I watched this right after Dogville, which is ironic in a way; they are both bleak and misanthropic films that depict the ugliness and violence of middle America. Obviously, they are drastically different in their approach, but I think this aspect is unique enough to validate comparison. They came out within five or so years of each other (and, incidentally, both feature Chloe Sevigny), but Dogville was generally liked by critics while this was reviled.

20ish years later, however, it's clear which one will stand the test of time. Dogville wears its philosophical criticism of America on its sleeve, depicting its characters in a world that could never be interpreted as anything other than an allegorical setting. Gummo, on the other hand, is almost so true to life in the USA's "deep middle," so to speak, that much of it could be documentary, and in fact, about a quarter of it is unscripted.

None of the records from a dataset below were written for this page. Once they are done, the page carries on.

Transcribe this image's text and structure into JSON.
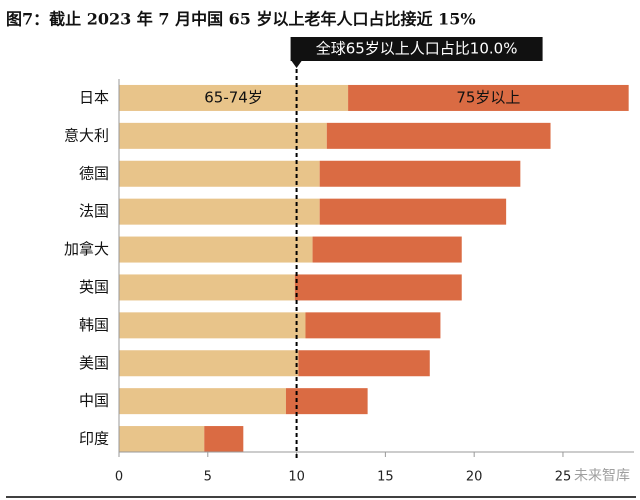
{
  "chart_data": {
    "type": "stacked_barh",
    "title": "图7：截止 2023 年 7 月中国 65 岁以上老年人口占比接近 15%",
    "categories": [
      "日本",
      "意大利",
      "德国",
      "法国",
      "加拿大",
      "英国",
      "韩国",
      "美国",
      "中国",
      "印度"
    ],
    "series": [
      {
        "name": "65-74岁",
        "color": "#E8C48A",
        "values": [
          12.9,
          11.7,
          11.3,
          11.3,
          10.9,
          9.9,
          10.5,
          10.1,
          9.4,
          4.8
        ]
      },
      {
        "name": "75岁以上",
        "color": "#DA6B43",
        "values": [
          15.8,
          12.6,
          11.3,
          10.5,
          8.4,
          9.4,
          7.6,
          7.4,
          4.6,
          2.2
        ]
      }
    ],
    "xlim": [
      0,
      29
    ],
    "xticks": [
      0,
      5,
      10,
      15,
      20,
      25
    ],
    "reference": {
      "value": 10.0,
      "label": "全球65岁以上人口占比10.0%"
    },
    "watermark": "未来智库"
  }
}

The candid moments, like that showing a group of white Americans caught shamelessly admitting to disliking "n*****s", immediately expose the deep-rooted ugliness this film is getting at. Moments like this become universal in their specificity, and it's a specificity that is only achieved through Korine's ability to step back and let the truth be captured.

I'm sure Gummo is difficult for many Americans to watch because it can't be written off as anti-American like such a film as Dogville. It's too attached to reality. And for me, it is a breath of fresh air to see the USA depicted in this way, because the truth is that so much of the country is ugly-- not just ideologically, but aesthetically.

And it's incredibly important that those of us who live here but have the privilege to not see this ugliness in our everyday lives understand that we are not detached or separate from it but perched on leaves on plants whose roots dig deep down into the earth; roots that Korine has unceremoniously dug up and thrust in our faces.